Gay couples still have legal hurdles to marriage

LGBT, NakedLaw, Opinion, Relationships, Rights

Now that same sex marriage is legal across the United States, gay and lesbian weddings are happening regularly. Unfortunately, despite growing acceptance of gay marriage nationwide, there are bumps in the road to the land of wedded bliss for many same-sex couples, as some states have passed laws making it legal to discriminate against them as they plan their weddings.

Laws allowing discrimination

Florida has a law going into effect in July 1, 2016, allowing clergy to refuse to marry same-sex couples. A Mississippi law permits businesses and clergy to refuse their services to gay and lesbian couples. A similar bill is pending in Missouri. Oklahoma and Texas clergy can also refuse to perform same-sex weddings. In fact, more than a dozen states have enacted or are considering so-called religious liberty statutes that would permit discrimination against LGBT persons.

Proponents of these laws say that clergy should not be forced to perform acts that violate their religious principles and that business owners should not have to provide their services for a celebration they are morally or religiously opposed to.

Federal law prohibits discrimination in public accommodations and employment for protected classes of people.

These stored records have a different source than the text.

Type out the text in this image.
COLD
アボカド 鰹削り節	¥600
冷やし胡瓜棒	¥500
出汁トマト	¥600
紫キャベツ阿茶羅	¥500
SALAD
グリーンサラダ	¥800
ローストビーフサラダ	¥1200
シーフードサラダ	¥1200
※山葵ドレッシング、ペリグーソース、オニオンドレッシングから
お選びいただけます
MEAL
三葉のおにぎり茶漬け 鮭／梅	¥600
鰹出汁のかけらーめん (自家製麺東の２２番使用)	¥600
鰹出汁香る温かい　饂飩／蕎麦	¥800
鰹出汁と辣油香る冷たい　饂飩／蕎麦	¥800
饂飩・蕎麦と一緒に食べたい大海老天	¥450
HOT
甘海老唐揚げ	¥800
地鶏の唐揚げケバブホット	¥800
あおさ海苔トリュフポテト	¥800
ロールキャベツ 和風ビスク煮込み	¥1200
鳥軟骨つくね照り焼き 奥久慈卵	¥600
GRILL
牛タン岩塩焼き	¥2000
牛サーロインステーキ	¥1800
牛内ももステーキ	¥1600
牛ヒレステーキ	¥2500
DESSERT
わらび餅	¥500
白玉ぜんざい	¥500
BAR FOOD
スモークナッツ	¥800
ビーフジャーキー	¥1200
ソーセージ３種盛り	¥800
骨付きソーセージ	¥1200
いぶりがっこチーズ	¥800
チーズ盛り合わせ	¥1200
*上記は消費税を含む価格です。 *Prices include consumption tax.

But while race, color, sex, religion, disabilities, and national origin are all protected classes under US law, sexual orientation is not. Thus there is no current federal law that prohibits discrimination against same-sex couples. That leaves individual state laws to deal with the issue of discrimination in public accommodations when it comes to LBGT people. Twenty-one states have enacted laws that prohibit discrimination based on sexual orientation.

What the courts say

Refusals of service have popped up across the country, and many likely go unreported. But others proceed through the legal system, such as the denial by Masterpiece Cakeshop, a Colorado bakery, to provide a cake for a same sex wedding. The court in that case ruled that this refusal was a violation of the state public accommodations law, which prohibits the refusal of services because of sexual orientation. A similar case occurred in Oregon, where that bakery was fined for its refusal.

The right to refuse service

Businesses do have the right to refuse service to people, but they have to do so with a clear policy that is not based on discrimination against protected classes. For example, a bakery can have a policy not to make cakes with derogatory language on them. So a customer who wanted a cake adorned with four-letter vulgarities could be denied service, even if he or she is a member of a protected class, because the discrimination is not based on the customer’s protected-class status.

However, a bakery owner who refuses service to someone because the customer is gay is discriminating based on sexual orientation, even if that refusal stems from the business owner’s personal religious beliefs.  Whether this would be permissible or not would depend on the local or state laws.

What it all means

And so gay couple who want to marry are faced with this: in 21 states, gay and lesbian couples cannot be discriminated against by clergy or businesses. In the other states there is currently no protection. And in a handful of states, such discrimination is fully legalized. How to navigate this patchwork system?

Some people say, “Well you don’t want a pastor to officiate your wedding if he doesn’t support gay marriage,” or “You wouldn’t want a cake made by someone who thinks your marriage is sinful,” or “Who would want flowers arranged by a florist who finds your life repulsive?” And those sentiments are probably true. But now that same-sex marriage is the law of the land, it may be time to consider extending federal anti-discrimination protection to gay and lesbian couples, and simplifying the process for everyone.